Is it possible to get the average of the top X% items in a group?
For example:
I have a table which has a item_id, timestamp and price column. The output should be grouped by item_id and timestamp and the 'price-column' should get averaged. For the averaging only the lowest X% prices within that group should be used.
I've found similar questions (How to select top x records for every group) but this won't work with sqlite.
Getting the top n records within each group requires counting. Assuming that there are no duplicates, the following query returns the number of records for an item:
select t.*,
(select count(*) from t t2 where t2.item_id = t.item_id
) as NumPrices
from t
This is called a correlated subquery. Now, let's extend the idea to include a rank and then calculate the average for the right group:
select item_id, avg(price)
from (select t.*,
(select count(*) from t t2 where t2.item_id = t.item_id
) as NumPrices,
(select count(*) from t t2 where t2.item_id = t.item_id and t2.price <= t.price
) as PriceRank
from t
) t
where (100.0*PriceRank / NumPrices) <= X
group by item_id
To improve performance, you will want an index on (item_id, price).

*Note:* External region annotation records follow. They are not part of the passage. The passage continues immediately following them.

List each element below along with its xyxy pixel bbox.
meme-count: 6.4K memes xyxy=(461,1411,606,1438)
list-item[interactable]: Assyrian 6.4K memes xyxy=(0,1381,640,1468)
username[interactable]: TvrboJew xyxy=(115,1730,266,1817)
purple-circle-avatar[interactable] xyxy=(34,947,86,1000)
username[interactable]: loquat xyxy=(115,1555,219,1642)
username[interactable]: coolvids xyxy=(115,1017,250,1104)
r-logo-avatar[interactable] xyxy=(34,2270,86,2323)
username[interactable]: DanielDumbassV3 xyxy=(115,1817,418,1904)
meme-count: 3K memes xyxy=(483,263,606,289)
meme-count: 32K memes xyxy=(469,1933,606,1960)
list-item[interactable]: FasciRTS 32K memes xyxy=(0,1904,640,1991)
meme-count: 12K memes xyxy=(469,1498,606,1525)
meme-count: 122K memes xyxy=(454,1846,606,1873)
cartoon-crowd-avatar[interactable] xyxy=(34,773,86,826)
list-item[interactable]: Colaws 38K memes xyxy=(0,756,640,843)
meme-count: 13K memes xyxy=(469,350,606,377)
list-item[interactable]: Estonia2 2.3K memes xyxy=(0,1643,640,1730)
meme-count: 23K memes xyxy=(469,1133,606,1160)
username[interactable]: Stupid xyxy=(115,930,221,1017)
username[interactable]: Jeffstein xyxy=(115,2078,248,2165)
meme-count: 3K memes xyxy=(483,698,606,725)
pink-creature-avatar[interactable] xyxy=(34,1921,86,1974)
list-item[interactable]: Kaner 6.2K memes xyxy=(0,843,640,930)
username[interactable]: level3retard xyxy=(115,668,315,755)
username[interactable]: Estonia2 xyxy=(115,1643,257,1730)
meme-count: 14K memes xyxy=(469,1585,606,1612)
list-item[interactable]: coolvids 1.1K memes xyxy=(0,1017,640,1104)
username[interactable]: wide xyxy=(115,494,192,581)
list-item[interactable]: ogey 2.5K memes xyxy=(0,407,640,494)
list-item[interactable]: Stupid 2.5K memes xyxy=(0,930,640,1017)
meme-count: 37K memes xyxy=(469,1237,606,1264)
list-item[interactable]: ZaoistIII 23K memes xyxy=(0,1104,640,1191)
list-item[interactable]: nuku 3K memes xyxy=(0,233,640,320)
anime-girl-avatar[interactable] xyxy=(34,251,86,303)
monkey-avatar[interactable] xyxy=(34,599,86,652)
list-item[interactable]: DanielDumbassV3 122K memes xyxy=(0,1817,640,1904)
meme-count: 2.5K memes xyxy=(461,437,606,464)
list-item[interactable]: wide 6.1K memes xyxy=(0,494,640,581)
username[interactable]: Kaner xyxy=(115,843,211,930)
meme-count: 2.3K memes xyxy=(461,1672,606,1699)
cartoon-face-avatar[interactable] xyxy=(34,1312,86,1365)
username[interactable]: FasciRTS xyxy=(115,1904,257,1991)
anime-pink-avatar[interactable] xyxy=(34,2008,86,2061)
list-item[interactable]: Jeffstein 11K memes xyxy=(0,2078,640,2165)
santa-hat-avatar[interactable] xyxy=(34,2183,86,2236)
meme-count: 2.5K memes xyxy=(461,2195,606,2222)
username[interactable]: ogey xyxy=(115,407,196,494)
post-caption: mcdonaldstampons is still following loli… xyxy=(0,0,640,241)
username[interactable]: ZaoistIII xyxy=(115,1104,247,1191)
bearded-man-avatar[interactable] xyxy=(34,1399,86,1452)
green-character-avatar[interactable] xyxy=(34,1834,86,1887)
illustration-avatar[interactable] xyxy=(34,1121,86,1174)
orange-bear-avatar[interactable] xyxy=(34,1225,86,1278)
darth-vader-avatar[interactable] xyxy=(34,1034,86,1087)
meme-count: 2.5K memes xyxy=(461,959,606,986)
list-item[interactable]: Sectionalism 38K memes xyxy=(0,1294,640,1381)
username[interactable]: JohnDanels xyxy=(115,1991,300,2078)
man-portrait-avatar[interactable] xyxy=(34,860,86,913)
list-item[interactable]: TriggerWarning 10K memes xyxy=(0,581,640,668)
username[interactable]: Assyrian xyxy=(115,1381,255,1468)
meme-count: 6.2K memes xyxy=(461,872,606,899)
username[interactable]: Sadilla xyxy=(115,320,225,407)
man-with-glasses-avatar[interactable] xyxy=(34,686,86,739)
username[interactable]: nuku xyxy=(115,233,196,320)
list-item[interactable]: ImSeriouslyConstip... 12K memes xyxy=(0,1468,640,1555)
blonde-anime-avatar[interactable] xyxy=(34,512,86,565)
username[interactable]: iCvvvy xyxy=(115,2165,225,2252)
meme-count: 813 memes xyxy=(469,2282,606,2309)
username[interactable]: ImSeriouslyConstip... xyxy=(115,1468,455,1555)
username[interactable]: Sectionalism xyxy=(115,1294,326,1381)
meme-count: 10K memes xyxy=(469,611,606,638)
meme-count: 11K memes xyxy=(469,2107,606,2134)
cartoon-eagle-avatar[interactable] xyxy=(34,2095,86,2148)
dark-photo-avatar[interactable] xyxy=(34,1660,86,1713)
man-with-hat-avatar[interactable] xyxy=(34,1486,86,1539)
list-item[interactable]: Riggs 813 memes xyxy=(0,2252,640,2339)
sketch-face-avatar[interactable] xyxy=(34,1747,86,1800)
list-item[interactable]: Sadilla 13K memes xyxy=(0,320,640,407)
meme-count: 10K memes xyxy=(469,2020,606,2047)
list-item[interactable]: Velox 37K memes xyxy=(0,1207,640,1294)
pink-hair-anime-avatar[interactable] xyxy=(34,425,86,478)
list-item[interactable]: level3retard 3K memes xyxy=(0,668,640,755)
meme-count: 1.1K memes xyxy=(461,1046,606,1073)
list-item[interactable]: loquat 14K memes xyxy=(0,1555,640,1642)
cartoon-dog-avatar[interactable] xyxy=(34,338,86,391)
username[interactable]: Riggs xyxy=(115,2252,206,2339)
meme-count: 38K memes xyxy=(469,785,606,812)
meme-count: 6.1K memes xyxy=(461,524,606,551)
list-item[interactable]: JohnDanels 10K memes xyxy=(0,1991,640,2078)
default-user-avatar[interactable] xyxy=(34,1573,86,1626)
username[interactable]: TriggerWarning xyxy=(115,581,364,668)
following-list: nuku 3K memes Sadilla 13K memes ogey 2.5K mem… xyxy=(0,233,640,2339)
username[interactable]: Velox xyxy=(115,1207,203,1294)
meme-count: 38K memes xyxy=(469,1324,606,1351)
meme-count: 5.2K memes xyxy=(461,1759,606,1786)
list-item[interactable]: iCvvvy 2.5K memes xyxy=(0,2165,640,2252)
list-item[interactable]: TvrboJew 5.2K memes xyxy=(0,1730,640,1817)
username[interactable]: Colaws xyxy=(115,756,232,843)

To get the count of records in the group with ID I and timestamp T, use this query:
SELECT COUNT(*)
FROM MyTable
WHERE item_id = I
AND timestamp = T
To get the limit, multiply with X, and use ROUND/CAST to convert to an integer:
SELECT CAST(ROUND(COUNT(*) * X / 100) AS INTEGER)
FROM MyTable
WHERE item_id = I
AND timestamp = T
To get all records in a specific group that are inside that limit, order the records in the group by price, and limit the returned count:
SELECT *
FROM MyTable
WHERE item_id = I
AND timestamp = T
ORDER BY price
LIMIT (SELECT CAST(ROUND(COUNT(*) * X / 100) AS INTEGER)
FROM MyTable
WHERE item_id = I
AND timestamp = T)
In theory, to get the group averages, add GROUP BY around that:
SELECT item_id,
timestamp,
(SELECT AVG(price)
FROM (SELECT price
FROM MyTable T2
WHERE T2.item_id = T1.item_id
AND T2.timestamp = T1.timestamp
ORDER BY price
LIMIT (SELECT CAST(ROUND(COUNT(*) * X / 100) AS INTEGER)
FROM MyTable T3
WHERE T3.item_id = T1.item_id
AND T3.timestamp = T1.timestamp)
)
) AS AvgPriceLowestX
FROM MyTable T1
GROUP BY item_id,
timestamp
However, it appears that SQLite does not allow access to correlation variables from inside the LIMIT clause, so this does not work in practice.
You would have to get the IDs of all groups (SELECT DISTINCT item_id, timestamp FROM MyTable) and execute the third query above for each group.
In any case, ensure that you have one index on the three columns item_id, timestamp, and price to get good performance.